ロシアは9日から10日にかけての夜、ウクライナをシャヘド型ドローン400機あまりで攻撃し、一部のドローンがポーランドの領空を侵犯した。ポーランド軍などが複数機を撃墜した一方、1機はウクライナとの国境に近いビリキ村の民家を直撃した。
A Russian attack drone hit and damaged a house in the village of Wyryki, Poland, overnight. pic.twitter.com/kWFmZ0iawz
— OSINTtechnical (@Osinttechnical) September 10, 2025
こうした事態は今後も続く可能性が高く、将来の戦争ではもっと大規模な攻撃ドローンの波が押し寄せると予想される。英ロンドンで9日に開幕した防衛装備見本市「DSEI」でも欧州のドローン防衛が大きなテーマとなっており、対ドローン兵器が数多く出展されている。
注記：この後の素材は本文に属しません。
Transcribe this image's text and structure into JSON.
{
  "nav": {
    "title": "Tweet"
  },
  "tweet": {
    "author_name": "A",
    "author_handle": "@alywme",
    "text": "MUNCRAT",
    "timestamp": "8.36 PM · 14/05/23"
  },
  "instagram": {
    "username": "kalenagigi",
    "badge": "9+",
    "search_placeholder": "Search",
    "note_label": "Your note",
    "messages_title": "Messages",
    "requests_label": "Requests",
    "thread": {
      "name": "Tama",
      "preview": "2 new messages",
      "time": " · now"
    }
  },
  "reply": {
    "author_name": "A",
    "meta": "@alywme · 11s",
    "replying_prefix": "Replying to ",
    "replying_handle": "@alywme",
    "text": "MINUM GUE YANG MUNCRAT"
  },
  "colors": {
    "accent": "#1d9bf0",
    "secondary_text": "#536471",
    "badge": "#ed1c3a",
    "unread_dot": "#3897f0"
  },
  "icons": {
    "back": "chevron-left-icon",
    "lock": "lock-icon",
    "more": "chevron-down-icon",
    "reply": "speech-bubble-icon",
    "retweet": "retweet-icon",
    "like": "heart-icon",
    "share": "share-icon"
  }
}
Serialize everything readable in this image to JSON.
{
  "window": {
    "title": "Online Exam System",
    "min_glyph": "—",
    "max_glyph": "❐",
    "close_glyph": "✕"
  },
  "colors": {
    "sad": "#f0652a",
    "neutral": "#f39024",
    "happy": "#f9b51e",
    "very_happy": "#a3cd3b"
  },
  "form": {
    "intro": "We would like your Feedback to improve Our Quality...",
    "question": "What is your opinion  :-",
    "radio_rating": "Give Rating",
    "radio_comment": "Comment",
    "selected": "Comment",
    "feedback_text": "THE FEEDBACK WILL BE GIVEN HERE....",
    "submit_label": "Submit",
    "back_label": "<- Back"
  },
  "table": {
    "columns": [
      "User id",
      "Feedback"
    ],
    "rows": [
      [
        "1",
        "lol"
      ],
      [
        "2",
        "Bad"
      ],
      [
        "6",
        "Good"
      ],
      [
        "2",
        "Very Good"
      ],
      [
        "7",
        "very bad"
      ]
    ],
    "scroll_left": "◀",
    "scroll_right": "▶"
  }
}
ドイツの兵器大手ラインメタルのアルミン・パッペルガー最高経営責任者(CEO)は8月、ドイツ政府から数十億ユーロ規模のスカイレンジャー防空砲塔の受注を見込んでいると明らかにした。数量は数百基にのぼるもようだ。ただ、こうした巨額な費用は、各国政府がドローン防衛装備を喫緊に必要としていながら、取得がなかなか進まない一因になっている。
ウクライナはスカイレンジャーの100分の1程度のコストの兵器でシャヘドを撃墜しており、これは欧州の防衛調達に何か問題があることを示唆する。英王立防衛安全保障研究所(RUSI)の上級研究員ジャック・ワトリングは、欧州の防衛装備は「ほぼ例外なく割高」だと筆者に語った。もっとも、その原因は複雑であり、対処法は思うほど簡単ではない。
ゲパルトからスカイレンジャーへ
既存のミサイル型防空システムは、比較的小型のドローンの脅威を持て余している。パトリオットのような高性能で高価な地対空ミサイルは、ジェット戦闘機やヘリコプター、巡航ミサイルに容易に対処できるが、少数しか調達できない。たとえば、米国によるパトリオットのPAC-3弾の生産数は年間でせいぜい650発程度にすぎず、ロシアは一晩でそれを上回る数のシャヘドを発射できる。こうした背景から再び関心が向けられることになったのが、弾薬が豊富にある昔ながらの対空砲だ。